Want to reduce inequality? Raise living standards for low and average income earners? Increase productivity and give the 1 percent a bit of a kick (that is, reduce their share of income)? Is there one measure that can do all this? Yes: vindicate workers’ right to collective bargaining.
The right to collective bargaining refers to workers bargaining as a group, rather than as individuals, in the workplace. It begins with the workers. Together, they can decide to negotiate individually with their employer; or they can choose an agency through which to negotiate; that is, collectively. And in this instance, they can choose to bargain through a staff association or a trade union. So the issue of collective bargaining is, in the first instance, not about trade union recognition (though that can be the result); it is about respecting the choice of the employee.
That is, if we provided Irish workers such a choice – which we don’t. Uniquely in the EU, there is no requirement on the part of employers to respect employees’ decision to bargain collectively. In short, employers have the legal sanction to ignore their workers.
The benefits of collective bargaining have long been established. It provides workers with ‘a voice’, overcoming the unequal relationship between the employer and the individual employee (bargaining power, access to information, resources). Collective bargaining is more effective at increasing pay and improving working conditions than individual bargaining; further, it can help avoid conflict in the workplace by establishing mediation procedures just as it can prevent arbitrary and un-appealable decisions by management.
This is not a zero-sum process (though employers treat it as such). Collective bargaining provides gains for both workers and the enterprise. The National Centre for Partnership and Performance (a body sorely missed after being culled by the Fine Gael / Labour government) found that companies with high levels of employee and union participation were 20 percent more productive than comparable companies with little or no participation. If this is so (and numerous studies confirm a similar link) then the refusal to recognise workers’ right to bargain collectively has less to do with company performance and more to do with managerial power and control.
However, collective bargaining is not just a ‘workplace’ issue – it has wide ranging social consequences. The International Monetary Fund (IMF) found that union membership and collective bargaining reduce economy-wide inequalities:
‘We find evidence that the erosion of labor market institutions is associated with the rise of income inequality . . . notably at the top of the income distribution . . . the decline in unionization is related to the rise of top income shares and less redistribution, while the erosion of minimum wages is correlated with considerable increases in overall inequality.’
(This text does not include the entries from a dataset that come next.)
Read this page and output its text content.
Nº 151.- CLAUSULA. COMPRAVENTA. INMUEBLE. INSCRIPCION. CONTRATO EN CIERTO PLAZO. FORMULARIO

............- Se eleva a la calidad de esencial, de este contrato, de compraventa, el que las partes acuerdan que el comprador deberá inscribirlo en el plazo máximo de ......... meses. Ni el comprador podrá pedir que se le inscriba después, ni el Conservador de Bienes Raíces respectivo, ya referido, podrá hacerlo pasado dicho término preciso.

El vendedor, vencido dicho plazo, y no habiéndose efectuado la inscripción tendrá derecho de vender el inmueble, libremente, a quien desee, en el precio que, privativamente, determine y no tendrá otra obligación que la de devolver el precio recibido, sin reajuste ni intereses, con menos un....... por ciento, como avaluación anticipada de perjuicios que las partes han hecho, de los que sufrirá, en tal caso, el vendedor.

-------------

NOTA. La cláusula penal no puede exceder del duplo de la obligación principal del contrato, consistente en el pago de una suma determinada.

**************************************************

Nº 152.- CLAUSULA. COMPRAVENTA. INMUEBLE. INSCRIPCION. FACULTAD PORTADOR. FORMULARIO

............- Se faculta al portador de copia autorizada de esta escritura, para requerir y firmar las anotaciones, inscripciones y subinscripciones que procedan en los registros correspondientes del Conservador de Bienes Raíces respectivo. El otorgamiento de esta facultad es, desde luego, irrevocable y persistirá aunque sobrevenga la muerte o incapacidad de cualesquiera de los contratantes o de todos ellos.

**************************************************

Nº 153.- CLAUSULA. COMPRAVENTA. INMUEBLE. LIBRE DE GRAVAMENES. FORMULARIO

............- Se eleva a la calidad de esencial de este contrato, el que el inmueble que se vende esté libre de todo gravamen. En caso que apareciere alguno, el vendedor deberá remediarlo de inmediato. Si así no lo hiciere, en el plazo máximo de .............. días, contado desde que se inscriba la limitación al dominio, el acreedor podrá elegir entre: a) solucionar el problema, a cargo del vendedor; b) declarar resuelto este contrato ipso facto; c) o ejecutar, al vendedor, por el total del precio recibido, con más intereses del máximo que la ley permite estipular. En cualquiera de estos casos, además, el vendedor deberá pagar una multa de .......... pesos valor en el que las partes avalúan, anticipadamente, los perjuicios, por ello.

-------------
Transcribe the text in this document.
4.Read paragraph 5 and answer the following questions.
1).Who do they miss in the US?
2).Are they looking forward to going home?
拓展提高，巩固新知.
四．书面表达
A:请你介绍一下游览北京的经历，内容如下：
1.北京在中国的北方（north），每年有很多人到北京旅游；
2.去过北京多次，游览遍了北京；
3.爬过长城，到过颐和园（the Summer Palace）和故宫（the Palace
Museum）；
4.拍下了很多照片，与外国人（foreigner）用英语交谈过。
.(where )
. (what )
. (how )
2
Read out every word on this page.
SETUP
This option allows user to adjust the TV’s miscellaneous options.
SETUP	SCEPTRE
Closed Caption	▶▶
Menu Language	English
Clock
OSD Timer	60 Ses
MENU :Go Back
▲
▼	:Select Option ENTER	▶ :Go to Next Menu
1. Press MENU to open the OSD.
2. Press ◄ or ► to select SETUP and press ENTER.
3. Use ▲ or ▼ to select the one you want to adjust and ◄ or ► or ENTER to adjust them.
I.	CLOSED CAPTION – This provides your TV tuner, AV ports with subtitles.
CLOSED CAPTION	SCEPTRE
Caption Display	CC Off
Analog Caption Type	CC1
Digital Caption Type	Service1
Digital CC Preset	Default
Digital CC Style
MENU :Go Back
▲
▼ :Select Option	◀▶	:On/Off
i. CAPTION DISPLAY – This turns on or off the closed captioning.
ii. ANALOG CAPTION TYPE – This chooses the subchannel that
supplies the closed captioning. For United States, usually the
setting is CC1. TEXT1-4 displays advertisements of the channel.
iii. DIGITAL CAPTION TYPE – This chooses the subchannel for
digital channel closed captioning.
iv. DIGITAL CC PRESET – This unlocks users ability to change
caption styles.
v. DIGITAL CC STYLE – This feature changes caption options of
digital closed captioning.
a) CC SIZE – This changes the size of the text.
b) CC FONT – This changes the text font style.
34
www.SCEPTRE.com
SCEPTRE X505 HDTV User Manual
The OECD also investigated this relationship and found that:
‘Top earners (i.e. the top 1 percent) obtain a smaller share of the economy’s aggregate labour income in countries where more workers are covered by collective wage bargaining.’
The OECD explains the impact on the top 1 percent by stating that collective wage bargaining supports low and average income earners in receiving a ‘larger share of the wage pie’.
The financial crisis that originated in the US was caused by a deadly mix of stagnating wages and, to compensate, easy credit. This has led some commentators to suggest a link between declining trade union membership and collective bargaining coverage, and the financial crisis. Had consumption been wage-based rather than credit-based, economies would have been less exposed mounting household debt.
And while the argument that strong workers’ rights translates into higher unemployment (the ol’ insider/outsider divide) has often been bandied about, there is evidence to the contrary:
‘ . . . the more trade unions and employer organisations are able to coordinate the process of wage bargaining over different sectors and companies, the lower unemployment tends to be.’
With all these positives, how does Ireland stand in regards to collective bargaining coverage? Poorly, according to the OECD.
In most other countries in our peer-group 80 percent or more employees are covered by collective bargaining. Ireland is at the bottom of the table – just above the UK. When one considers that almost all public sector workers are covered by collective bargaining, we could find that only 15 of Irish private sector workers bargain are.
So whether we understand collective bargaining within a rights-based framework for workers, a macro-economic tool to avoid debt and lower unemployment, or a social tool to reduce inequality, it is clear that collective bargaining should become a priority for progressives.
However, there is a debate needed on this issue within the trade union movement and progressive parties. While vindicating the right to collective bargaining at enterprise level is absolutely essential (and after years of work, even Ryanair has had to accept it) we need to debate more ambitious structures such as multi-employer and sectoral bargaining and the strategies needed to get us to that space. In multi-employer bargaining, we can start to remove wages from race-to-the-bottom competitive strategies and empower those with the least bargaining power (no wonder the EU Commission are so opposed to this type of bargaining, as they are wedded to labour-flexibility agendas).
But ultimately this is a democratic issue – the democracy of the workplace. There is no economic democracy without the right of workers to bargain collectively, no popular democracy without strong labour rights. This will not come via a gift. It will have to be won. It will require resources and energy to address where we are now – workers organising where they work. This is the best way to build towards legislative and sectoral success.
And it starts with a simple demand: you will not ignore us.